U.S. Foreign Aid for Reproductive Health and Family Planning Delivers More than the Sum of its Parts
By Dilly Severin, Executive Director, Universal Access Project
It’s no secret that the United States has an outsized influence on the world. Our futures are, and have always been, connected to the futures of communities overseas.
The U.S. has historically been the single largest provider of foreign assistance – we have long invested in the health, rights, and stability of communities outside our own borders as a reflection of our values as Americans and because we know that creating a safer, healthier and more secure world pays dividends for us all, for just one percent of our overall federal budget.
Within this one percent, a small slice of the U.S. foreign aid "pie" is dedicated to international reproductive health and voluntary family planning. This relatively small investment delivers returns beyond its measure: putting people in the driver’s seat of their own bodies, lives, and futures fulfills essential human rights and sparks a ripple effect of more stable and prosperous families, communities, and countries. The U.S. Fiscal Year 2023 investment in international family planning assistance served 24.2 million women and couples, helping avoid more than 8 million unintended pregnancies, 3.2 million unplanned births, 2.6 million unsafe abortions, and 14,000 maternal deaths.
As some of its earliest actions in office, the Trump-Vance Administration froze foreign assistance and issued a stop-work order on all current foreign assistance projects. In the months since, the Administration has effectively dismantled the U.S. Agency for International Development (USAID) and eliminated more than 5,000 contracts – totaling 86% of USAID’s contracts and amounting to more than $75 billion. Most recently, it has moved to formally abolish the agency, restructuring some semblance of foreign aid under the State Department.
A portion of the eliminated U.S. foreign aid contracts – 48, totaling approximately $377 million – were awarded to the United Nations Population Fund (UNFPA), the UN agency dedicated to sexual and reproductive health. This marks a significant blow to UNFPA, which has counted on U.S. support over the last four years to prevent more than 17,000 maternal deaths, 9 million unintended pregnancies, and nearly 3 million unsafe abortions; reaching more than 13 million women and young people with essential health services.
The numbers are staggering, but behind the statistics are real people who have long relied on U.S. foreign aid and who now have the rug pulled out from under them.

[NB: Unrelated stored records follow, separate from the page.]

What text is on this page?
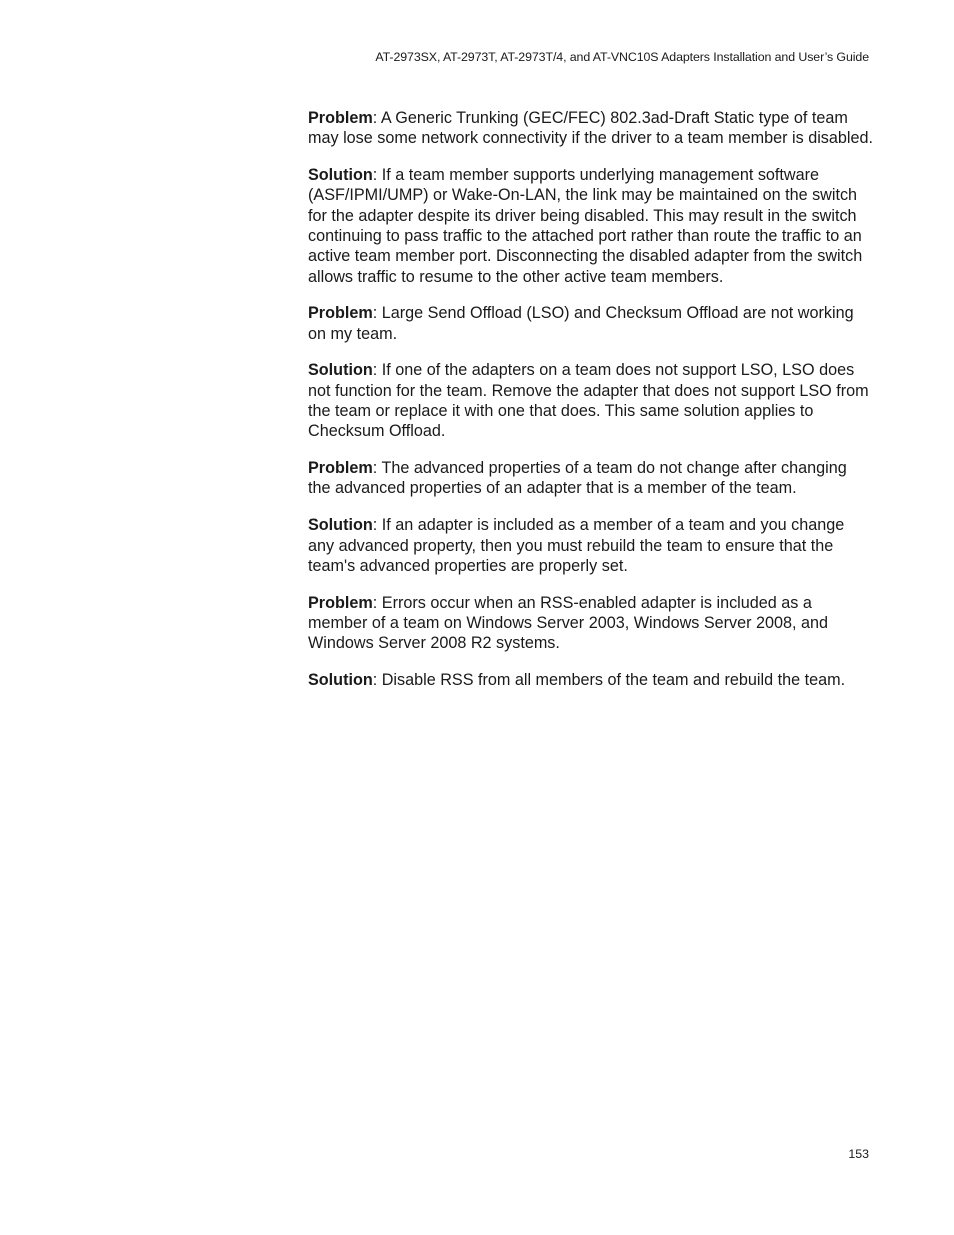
AT-2973SX, AT-2973T, AT-2973T/4, and AT-VNC10S Adapters Installation and User’s Guide

Problem: A Generic Trunking (GEC/FEC) 802.3ad-Draft Static type of team may lose some network connectivity if the driver to a team member is disabled.

Solution: If a team member supports underlying management software (ASF/IPMI/UMP) or Wake-On-LAN, the link may be maintained on the switch for the adapter despite its driver being disabled. This may result in the switch continuing to pass traffic to the attached port rather than route the traffic to an active team member port. Disconnecting the disabled adapter from the switch allows traffic to resume to the other active team members.

Problem: Large Send Offload (LSO) and Checksum Offload are not working on my team.

Solution: If one of the adapters on a team does not support LSO, LSO does not function for the team. Remove the adapter that does not support LSO from the team or replace it with one that does. This same solution applies to Checksum Offload.

Problem: The advanced properties of a team do not change after changing the advanced properties of an adapter that is a member of the team.

Solution: If an adapter is included as a member of a team and you change any advanced property, then you must rebuild the team to ensure that the team's advanced properties are properly set.

Problem: Errors occur when an RSS-enabled adapter is included as a member of a team on Windows Server 2003, Windows Server 2008, and Windows Server 2008 R2 systems.

Solution: Disable RSS from all members of the team and rebuild the team.

153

These are expectant mothers in crisis zones who deserve a safe childbirth; domestic violence victims who deserve shelter and counseling; people who deserve information and access to voluntary family planning; young girls who deserve to grow up free of violence and harmful practices like child marriage or genital mutilation. Pregnancy, periods, and essential sexual and reproductive health needs do not stop when a donor halts its funding.
The question of using American taxpayer dollars effectively and efficiently through foreign aid is not the wrong question; but eliminating virtually all assistance is the wrong answer.

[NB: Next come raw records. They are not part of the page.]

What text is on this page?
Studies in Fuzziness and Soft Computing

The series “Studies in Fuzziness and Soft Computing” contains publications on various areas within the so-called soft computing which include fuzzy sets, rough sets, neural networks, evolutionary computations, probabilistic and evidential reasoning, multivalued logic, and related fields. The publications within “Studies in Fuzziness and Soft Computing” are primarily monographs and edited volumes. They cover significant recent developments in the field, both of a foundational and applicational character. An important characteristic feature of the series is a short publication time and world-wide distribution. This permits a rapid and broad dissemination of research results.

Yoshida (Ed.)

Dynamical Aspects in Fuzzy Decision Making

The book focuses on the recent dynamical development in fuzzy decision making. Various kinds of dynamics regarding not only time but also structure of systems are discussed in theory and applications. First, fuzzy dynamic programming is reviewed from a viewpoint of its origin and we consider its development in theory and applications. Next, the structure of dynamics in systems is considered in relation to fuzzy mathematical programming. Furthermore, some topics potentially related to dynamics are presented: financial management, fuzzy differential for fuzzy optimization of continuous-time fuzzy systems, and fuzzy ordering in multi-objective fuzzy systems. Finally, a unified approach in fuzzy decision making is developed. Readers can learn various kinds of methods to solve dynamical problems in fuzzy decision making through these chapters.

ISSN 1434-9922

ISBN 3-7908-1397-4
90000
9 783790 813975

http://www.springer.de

In fact, recent polling shows overall broad public support for investing in global health and humanitarian aid, recognizing that doing so also protects the health and well-being of Americans. At the same time, most adults – 86 percent – in the polling vastly overestimated the share of the U.S. federal budget allocated to foreign aid, estimating that foreign aid amounts to about a quarter of the federal budget when, in fact, it’s closer to one percent. The data also show that most of the American public thinks the latest actions to slash U.S. foreign aid will increase global health and humanitarian crises without alleviating fiscal issues at home. The fact is that we cannot balance the federal budget on one percent – so the argument against foreign aid is an ideological one, rather than a fiscal one.

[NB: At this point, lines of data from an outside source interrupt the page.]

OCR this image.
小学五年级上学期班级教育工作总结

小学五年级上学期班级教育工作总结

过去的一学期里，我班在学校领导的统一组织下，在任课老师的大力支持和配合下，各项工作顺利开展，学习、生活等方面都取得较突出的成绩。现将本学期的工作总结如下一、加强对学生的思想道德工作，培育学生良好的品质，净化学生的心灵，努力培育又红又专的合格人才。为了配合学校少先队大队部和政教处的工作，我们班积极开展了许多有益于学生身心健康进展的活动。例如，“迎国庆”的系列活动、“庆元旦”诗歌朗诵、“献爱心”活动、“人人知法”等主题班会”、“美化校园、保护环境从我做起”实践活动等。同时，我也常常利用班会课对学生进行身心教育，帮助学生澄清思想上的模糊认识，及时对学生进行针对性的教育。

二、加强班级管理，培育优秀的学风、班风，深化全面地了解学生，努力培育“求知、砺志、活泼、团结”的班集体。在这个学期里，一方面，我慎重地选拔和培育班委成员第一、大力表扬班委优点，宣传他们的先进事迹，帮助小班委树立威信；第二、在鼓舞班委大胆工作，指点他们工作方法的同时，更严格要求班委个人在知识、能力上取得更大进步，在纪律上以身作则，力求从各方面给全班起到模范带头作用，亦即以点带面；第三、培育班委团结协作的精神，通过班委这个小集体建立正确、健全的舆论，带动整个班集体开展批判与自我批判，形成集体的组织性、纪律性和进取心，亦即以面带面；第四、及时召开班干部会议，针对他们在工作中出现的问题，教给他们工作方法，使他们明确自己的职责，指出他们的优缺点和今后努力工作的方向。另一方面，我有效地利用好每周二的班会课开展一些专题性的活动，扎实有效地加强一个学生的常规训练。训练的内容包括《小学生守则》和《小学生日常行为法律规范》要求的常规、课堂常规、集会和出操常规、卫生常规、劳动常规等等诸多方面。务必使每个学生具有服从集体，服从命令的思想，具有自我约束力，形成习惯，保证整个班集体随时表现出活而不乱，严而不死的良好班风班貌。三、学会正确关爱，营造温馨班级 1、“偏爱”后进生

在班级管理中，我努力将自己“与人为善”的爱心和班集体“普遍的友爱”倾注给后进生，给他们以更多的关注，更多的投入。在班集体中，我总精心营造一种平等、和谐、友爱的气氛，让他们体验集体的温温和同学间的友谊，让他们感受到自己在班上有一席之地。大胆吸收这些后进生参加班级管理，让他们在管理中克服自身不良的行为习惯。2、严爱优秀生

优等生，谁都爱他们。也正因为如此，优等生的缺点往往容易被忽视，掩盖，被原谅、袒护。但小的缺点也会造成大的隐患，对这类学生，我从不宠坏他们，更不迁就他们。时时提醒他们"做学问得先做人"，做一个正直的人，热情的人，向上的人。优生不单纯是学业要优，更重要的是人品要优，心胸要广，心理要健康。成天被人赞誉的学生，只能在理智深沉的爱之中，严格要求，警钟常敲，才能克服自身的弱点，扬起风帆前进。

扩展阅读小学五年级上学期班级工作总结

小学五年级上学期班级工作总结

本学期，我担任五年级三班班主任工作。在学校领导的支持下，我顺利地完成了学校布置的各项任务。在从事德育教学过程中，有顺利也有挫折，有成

The actions to dismantle USAID and almost entirely eliminate U.S. foreign aid will leave the world’s most vulnerable people with no recourse, halt hard-fought progress on global health, peace and security; and forfeit the United States’ role as a leader in global health, including sexual and reproductive health, rights and justice. This is not delivering for the American people. It is dismantling foreign assistance as we know it. In the midst of the chaos, we must remember: real human health, rights and dignity are under attack when they should not ever be up for debate.